The Power of Transparency and Vulnerability: An Interview with Jon Berbaum

Jon Berbaum has been working for Highland Solutions for the past twelve years, and was recently named Highland’s President. In this executive interview with G2 Crowd, Jon shares his thoughts on what makes Highland team members and the work we do unique.

Job titles can be confusing. What does your role entail?

My core responsibilities revolve around our culture — do we foster the environment and team members that lead to highly effective teams? — and strategy — are we aligned to what our clients need most today and will need tomorrow?

I also spend time having coffee, meeting smart and interesting leaders and firms in search of compelling new engagements and partnerships. I always enjoy connecting with people who are trying out good risky ideas, and talking to folks doing work that’s oriented towards social impact.

What is the philosophy behind your company and how does that approach differentiate your products or services in the marketplace?

Highland helps organizations innovate using a mix of design thinking, lean startup, and web/mobile software development. We’re anchored in a strong belief that organizations have increasingly less control of their marketing message and need to shift focus, energy, and investment into customer experience and innovation.

I believe the confluence of these strengths — human-centered design, business model savvy, lean startup skills, and custom software — makes us rare as a services partner.

In the end, every great services firm is differentiated by the people who do the work. Our people embody our two main values “People First” and “Give a Damn” like crazy. We care about what our clients care about, and it shows.

When your team brags about their jobs, what is the story, or stories, they are sharing?

Two things stand out.

First, people tend to brag about the actual difference their work made, not just the project itself. “We helped wish kids have a more impactful experience,” or “We’re helping attack issues of student debt,” or “We made an alternative to lines at the DMV.”
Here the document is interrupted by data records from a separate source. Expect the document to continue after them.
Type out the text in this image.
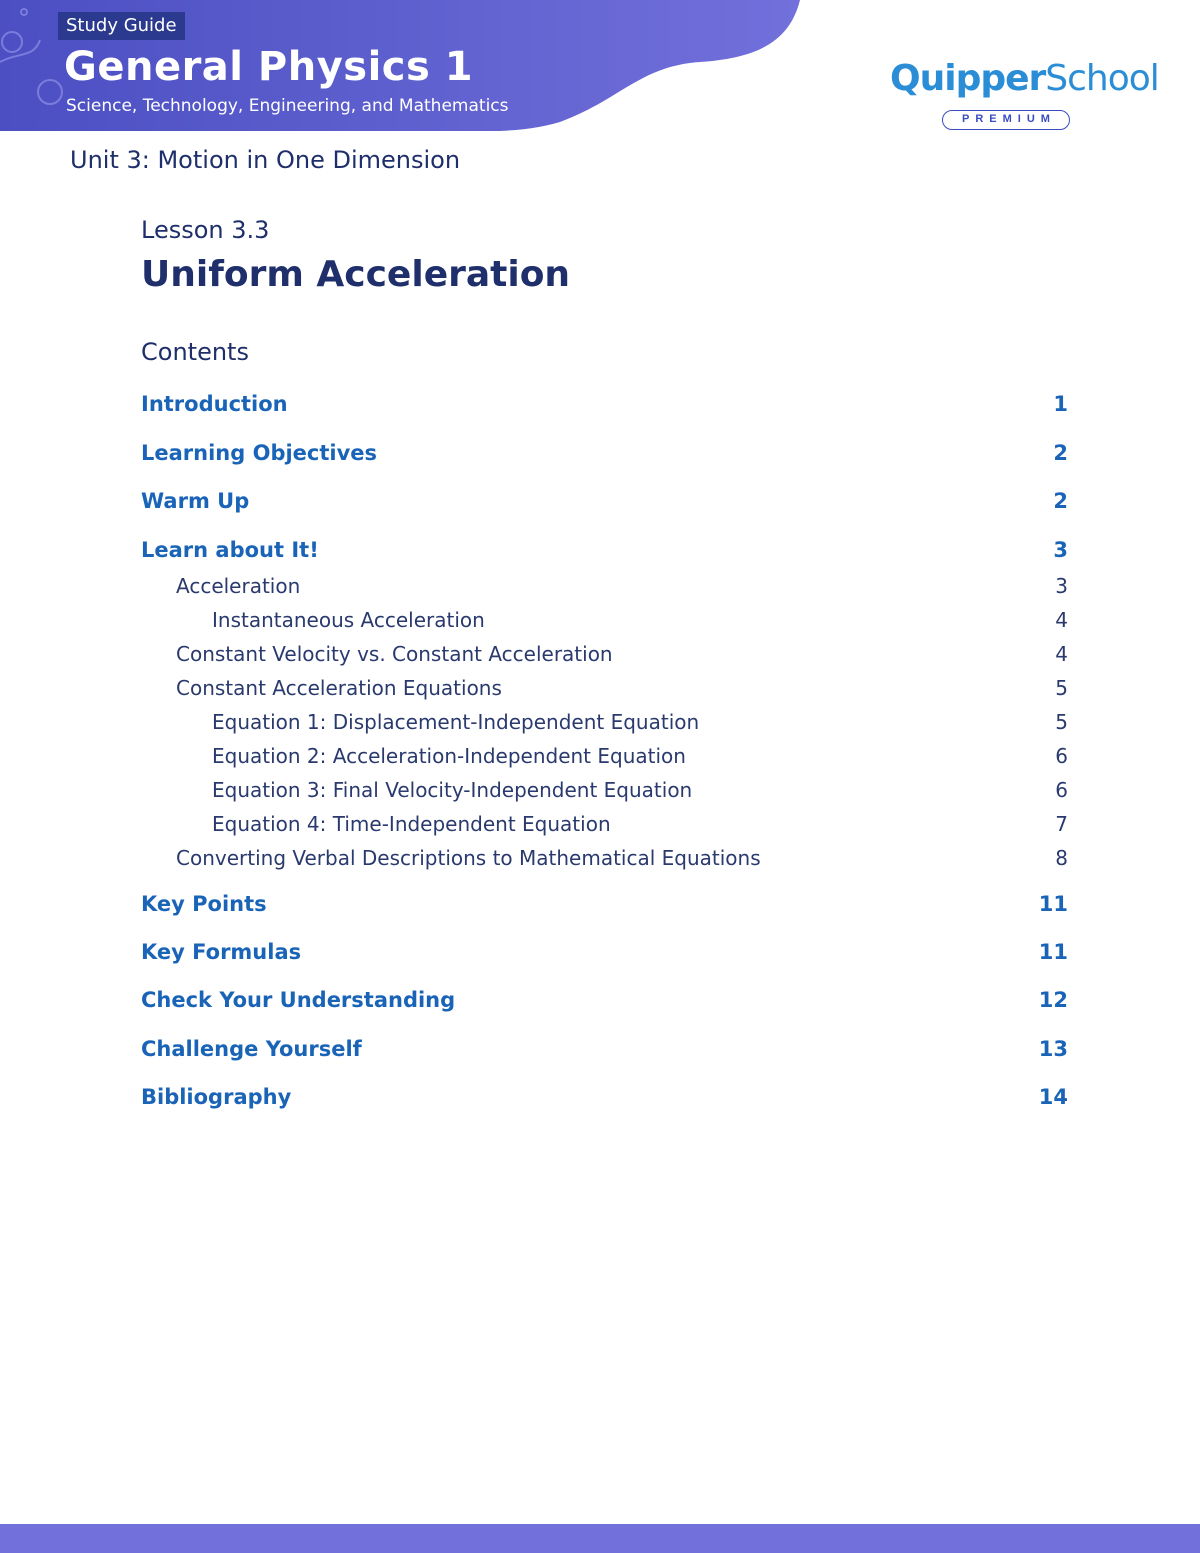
Study Guide
General Physics 1
Science, Technology, Engineering, and Mathematics
QuipperSchool
PREMIUM
Unit 3: Motion in One Dimension
Lesson 3.3
Uniform Acceleration
Contents
Introduction	1
Learning Objectives	2
Warm Up	2
Learn about It!	3
Acceleration	3
Instantaneous Acceleration	4
Constant Velocity vs. Constant Acceleration	4
Constant Acceleration Equations	5
Equation 1: Displacement-Independent Equation	5
Equation 2: Acceleration-Independent Equation	6
Equation 3: Final Velocity-Independent Equation	6
Equation 4: Time-Independent Equation	7
Converting Verbal Descriptions to Mathematical Equations	8
Key Points	11
Key Formulas	11
Check Your Understanding	12
Challenge Yourself	13
Bibliography	14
Second, our team loves to talk about learnings and pivots. “The client came to us wanting to create a program that does X, and we helped them learn that people actually cared about something else a lot more.”

We brag about the actual things we build, of course, but not nearly as much as impact and smart pivots.

Does your company engage with philanthropic opportunities? If so, why and which ones?

We give time and expertise more than the typical routes of dollars and volunteer hours. We’re involved with several high-profile not-for-profit organizations in giving strategic services, as well as in broader innovation and capabilities building for not-for-profits and social impact businesses in Chicago. We care deeply about social impact, and believe rolling up our sleeves and adding our core competencies is the most valuable way we can engage.

How do you describe your company’s internal culture? What are some examples of what makes your workplace special?

There’s a large poster of the Japanese concept of “ikigai” in our lunch and social area. “Ikigai” describes a state of being when your work is something you are good at, something you can get paid for, something you love, and something the world needs.